In July last year, the RBI had proposed an additional 5% run-off factor, which means the probability of deposits getting withdrawn/transferred, including in stressed situations.

The revised framework, in the works for almost a year, also comes against the backdrop of instances in some foreign jurisdictions where during financial stress, depositors quickly withdrew or transferred funds using digital banking channels.

From April 1, 2026, banks will have to assign an additional 2.5% run-off factor for retail deposits which are enabled with internet and mobile banking facilities (IMB), an RBI circular said.

The RBI said the decision follows stakeholders' feedback on draft guidelines on 'Basel-III Framework on Liquidity Standards -- Liquidity Coverage Ratio (LCR) -- Review of Haircuts on High Quality Liquid Assets (HQLA) and Run-off Rates on Certain Categories of Deposits' issued last July.

Multiple brokerages said that the LCR relaxation norms for banks will lead to easing the funding and liquidity conditions and enhancing their operational performance.

Q4 earnings boost

A strong start to fourth-quarter earnings season by the country's top lenders also led to heavy buying of the banking shares.
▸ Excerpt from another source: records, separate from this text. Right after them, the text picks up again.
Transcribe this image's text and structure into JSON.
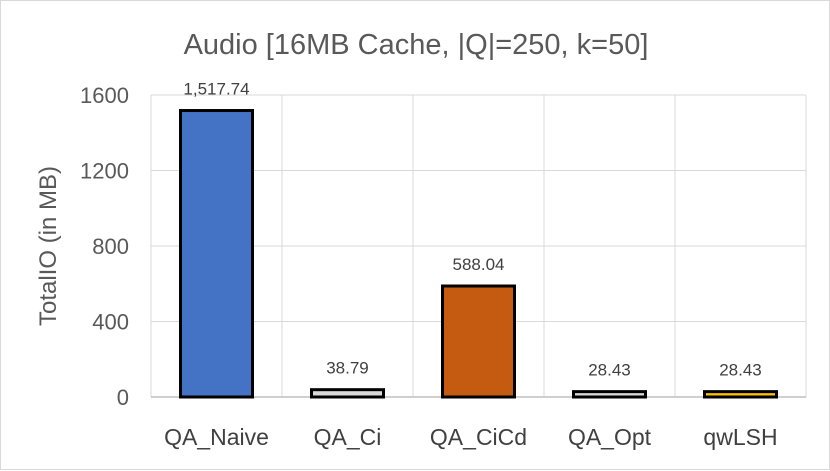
{
  "chart_data": {
    "type": "bar",
    "title": "Audio [16MB Cache, |Q|=250, k=50]",
    "xlabel": "",
    "ylabel": "TotalIO (in MB)",
    "ylim": [
      0,
      1600
    ],
    "yticks": [
      0,
      400,
      800,
      1200,
      1600
    ],
    "ytick_labels": [
      "0",
      "400",
      "800",
      "1200",
      "1600"
    ],
    "categories": [
      "QA_Naive",
      "QA_Ci",
      "QA_CiCd",
      "QA_Opt",
      "qwLSH"
    ],
    "values": [
      1517.74,
      38.79,
      588.04,
      28.43,
      28.43
    ],
    "data_labels": [
      "1,517.74",
      "38.79",
      "588.04",
      "28.43",
      "28.43"
    ],
    "colors": [
      "#4472c4",
      "#d9d9d9",
      "#c55a11",
      "#d9d9d9",
      "#ffc000"
    ],
    "bar_outline": "#000000",
    "grid": true,
    "gridlines": "vertical-and-horizontal",
    "legend": "none"
  }
}
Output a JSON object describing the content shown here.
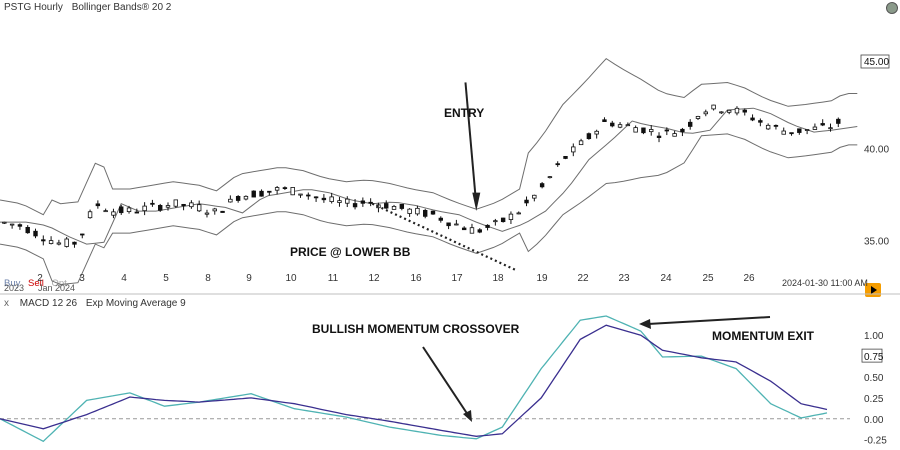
{
  "header": {
    "symbol": "PSTG Hourly",
    "indicator": "Bollinger Bands® 20 2"
  },
  "lower_header": {
    "close_mark": "x",
    "indicator": "MACD 12 26",
    "signal": "Exp Moving Average 9"
  },
  "trade_buttons": {
    "buy": "Buy",
    "sell": "Sell",
    "opt": "Opt"
  },
  "timestamp": "2024-01-30 11:00 AM",
  "colors": {
    "candle": "#111111",
    "band": "#6e6e6e",
    "macd": "#4fb3b3",
    "signal": "#3a2f8f",
    "sell": "#cc0000",
    "buy": "#6a7fa8",
    "opt": "#aaaaaa",
    "accent": "#f59d00"
  },
  "chart_data": [
    {
      "type": "candlestick",
      "title": "PSTG Hourly",
      "indicator": "Bollinger Bands 20 2",
      "x_ticks": [
        "3",
        "4",
        "5",
        "8",
        "9",
        "10",
        "11",
        "12",
        "16",
        "17",
        "18",
        "19",
        "22",
        "23",
        "24",
        "25",
        "26"
      ],
      "x_tick_partial": [
        "2",
        "Jan 2024",
        "2023"
      ],
      "y_ticks": [
        35.0,
        40.0
      ],
      "y_tick_labels": [
        "35.00",
        "40.00"
      ],
      "price_marker": "45.00",
      "ylim": [
        33.5,
        47.0
      ],
      "price_path": [
        [
          0,
          36.0
        ],
        [
          0.5,
          35.8
        ],
        [
          1.0,
          35.2
        ],
        [
          1.4,
          34.8
        ],
        [
          1.8,
          34.9
        ],
        [
          2.2,
          37.0
        ],
        [
          2.6,
          36.6
        ],
        [
          3.0,
          36.6
        ],
        [
          3.5,
          36.8
        ],
        [
          4.0,
          37.0
        ],
        [
          4.6,
          36.8
        ],
        [
          5.0,
          36.5
        ],
        [
          5.5,
          37.4
        ],
        [
          6.0,
          37.6
        ],
        [
          6.5,
          37.8
        ],
        [
          7.0,
          37.6
        ],
        [
          7.5,
          37.2
        ],
        [
          8.0,
          37.0
        ],
        [
          8.5,
          37.1
        ],
        [
          9.0,
          36.9
        ],
        [
          9.5,
          36.6
        ],
        [
          10.0,
          36.4
        ],
        [
          10.5,
          35.9
        ],
        [
          11.0,
          35.5
        ],
        [
          11.5,
          35.9
        ],
        [
          12.0,
          36.6
        ],
        [
          12.5,
          37.8
        ],
        [
          13.0,
          39.4
        ],
        [
          13.5,
          40.4
        ],
        [
          14.0,
          41.5
        ],
        [
          14.3,
          41.3
        ],
        [
          14.8,
          41.1
        ],
        [
          15.3,
          40.8
        ],
        [
          15.8,
          41.0
        ],
        [
          16.2,
          42.1
        ],
        [
          16.8,
          42.2
        ],
        [
          17.2,
          41.9
        ],
        [
          17.7,
          41.3
        ],
        [
          18.2,
          40.9
        ],
        [
          18.6,
          41.0
        ],
        [
          19.2,
          41.2
        ],
        [
          19.5,
          41.6
        ]
      ],
      "annotations": [
        "ENTRY",
        "PRICE @ LOWER BB"
      ]
    },
    {
      "type": "line",
      "title": "MACD 12 26",
      "series": [
        {
          "name": "MACD 12 26",
          "values": [
            [
              0,
              0.0
            ],
            [
              1.0,
              -0.27
            ],
            [
              2.0,
              0.22
            ],
            [
              3.0,
              0.31
            ],
            [
              3.8,
              0.15
            ],
            [
              4.6,
              0.2
            ],
            [
              5.8,
              0.3
            ],
            [
              6.8,
              0.12
            ],
            [
              8.0,
              0.02
            ],
            [
              9.0,
              -0.1
            ],
            [
              10.2,
              -0.2
            ],
            [
              11.0,
              -0.24
            ],
            [
              11.6,
              -0.1
            ],
            [
              12.5,
              0.6
            ],
            [
              13.4,
              1.18
            ],
            [
              14.0,
              1.23
            ],
            [
              14.8,
              1.05
            ],
            [
              15.3,
              0.74
            ],
            [
              16.2,
              0.75
            ],
            [
              17.0,
              0.6
            ],
            [
              17.8,
              0.18
            ],
            [
              18.5,
              0.01
            ],
            [
              19.2,
              0.08
            ]
          ]
        },
        {
          "name": "Exp Moving Average 9",
          "values": [
            [
              0,
              0.0
            ],
            [
              1.0,
              -0.12
            ],
            [
              2.0,
              0.05
            ],
            [
              3.0,
              0.26
            ],
            [
              3.8,
              0.22
            ],
            [
              4.6,
              0.2
            ],
            [
              5.8,
              0.25
            ],
            [
              6.8,
              0.18
            ],
            [
              8.0,
              0.05
            ],
            [
              9.0,
              -0.03
            ],
            [
              10.2,
              -0.14
            ],
            [
              11.0,
              -0.21
            ],
            [
              11.6,
              -0.18
            ],
            [
              12.5,
              0.25
            ],
            [
              13.4,
              0.95
            ],
            [
              14.0,
              1.12
            ],
            [
              14.8,
              1.0
            ],
            [
              15.3,
              0.82
            ],
            [
              16.2,
              0.73
            ],
            [
              17.0,
              0.68
            ],
            [
              17.8,
              0.45
            ],
            [
              18.5,
              0.18
            ],
            [
              19.2,
              0.1
            ]
          ]
        }
      ],
      "y_ticks": [
        -0.25,
        0.0,
        0.25,
        0.5,
        1.0
      ],
      "y_tick_labels": [
        "-0.25",
        "0.00",
        "0.25",
        "0.50",
        "1.00"
      ],
      "value_marker": "0.75",
      "ylim": [
        -0.35,
        1.35
      ],
      "annotations": [
        "BULLISH MOMENTUM CROSSOVER",
        "MOMENTUM EXIT"
      ]
    }
  ]
}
HDFC Bank, the country's largest private sector lender, reported a net profit of ₹17,616 crore, marking an upside of 6.6%, surpassing the street estimate of ₹17,000 crore. HDFC Bank's net interest income, or the difference between interest earned and interest expended, rose 10.3% to ₹32,066 crore in the March quarter from ₹29,080 crore in the December quarter.

ICICI Bank posted better than anticipated earnings in March quarter after it reported a net profit of ₹12,630 crore in the quarter ended March 2025, marking an increase of 18% from ₹10,707.53 crore in the same period last year.

Smaller private lender YES Bank also surprised market participants in the fourth quarter after its net profit advanced 63% to ₹738 crore in the March quarter on the back of lower provisioning for bad loans and stable asset quality.

RBI's repo rate cut

The banking shares caught investors' interest after the Reserve Bank of India (RBI) announced a repo rate cut last week in a move to support growth.

Following the rate cut by the RBI, a whole host of banks announced interest rate cuts, thereby reducing borrowing costs.

Reduction in interest rates for loans augur well for future earnings of banks as it will lead to higher demand for loans across categories like home loans, personal loans, car loans and others, analysts said.

As of 12:32 pm, NIFTY Bank index traded 0.63% higher at 55,652, outperforming the NIFTY50 index which was up 0.24%.